The two billionaires, who both live in Britain, joined the club of the Russian oligarchs when they benefited from the selling of state assets following the collapse of the Soviet Union.

However, the pair are now estranged. Mr Berezovsky successfully applied for political asylum in Britain after claiming he was being hounded by President Vladimir Putin for his political activities; Mr Abramovich remains close to the Kremlin and is governor of the Arctic region of Chukotka.

Nice-Matin said Ms Del Volgo wanted to question Mr Abramovich about whether Sibneft did help Mr Berezovsky buy the estate. The French judge could not be reached last night. But a spokesman for Mr Abramovich denied that Sibneft had provided any financial guarantees for the purchase of the property.

The spokesman told The Independent: "Sibneft has not received notice that the company is the subject of any investigation. Furthermore, Sibneft has never provided any financial guarantees for the purchase of the property in question. The company and Mr Abramovich had no involvement in this transaction."

The spokesman added: "Neither Sibneft nor Mr Abramovich currently has any relationship with the central subject of this investigation," Mr Berezovsky.

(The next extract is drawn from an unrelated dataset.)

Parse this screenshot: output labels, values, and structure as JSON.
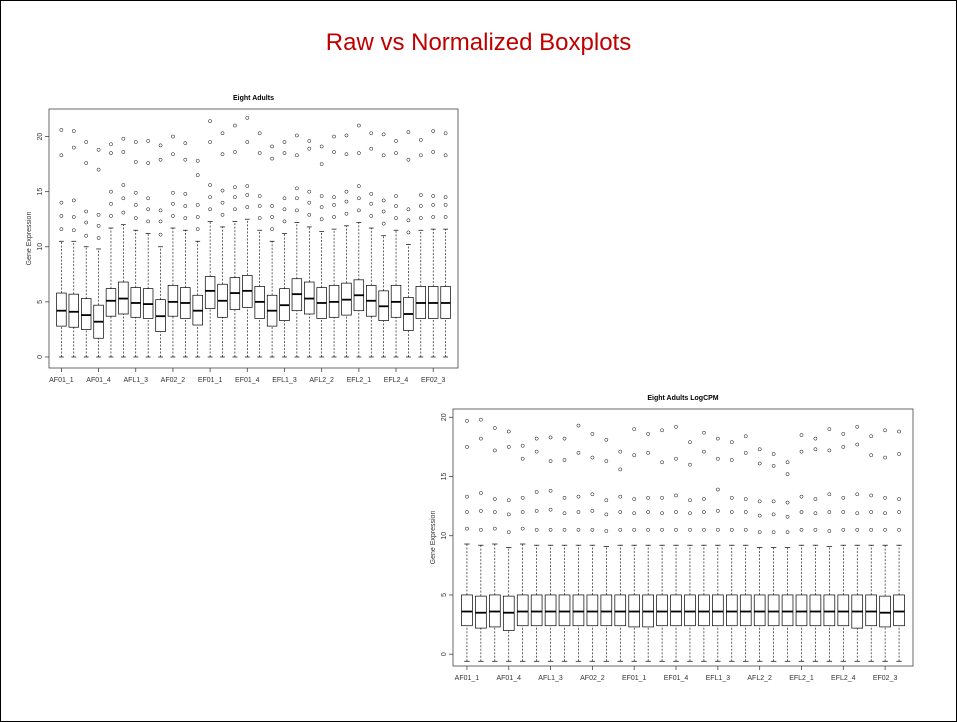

Nice-Matin said Ms Del Volgo also wants to question Mr Abramovich about his own purchase of the Château de la Croé, which is also located in the same exclusive district near Antibes. Mr Abramovich, who is Britain's richest man, bought the chateau, where the Duke of Windsor set up home after abdicating, for around £15m last year. The Abramovich spokesman said that "any check into Mr Abramovich's property would only confirm that his assets were purchased legally and above board".

Mr Berezovsky said last night he was "100 per cent sure that the documents they took are not able to prove anything at all. I have not been there for four years." He added: "I know nothing about any involvement by Mr Abramovich in this property."

According to Mr Berezovsky, the investigation is politically motivated and instigated at the request of his arch-enemy, Mr Putin.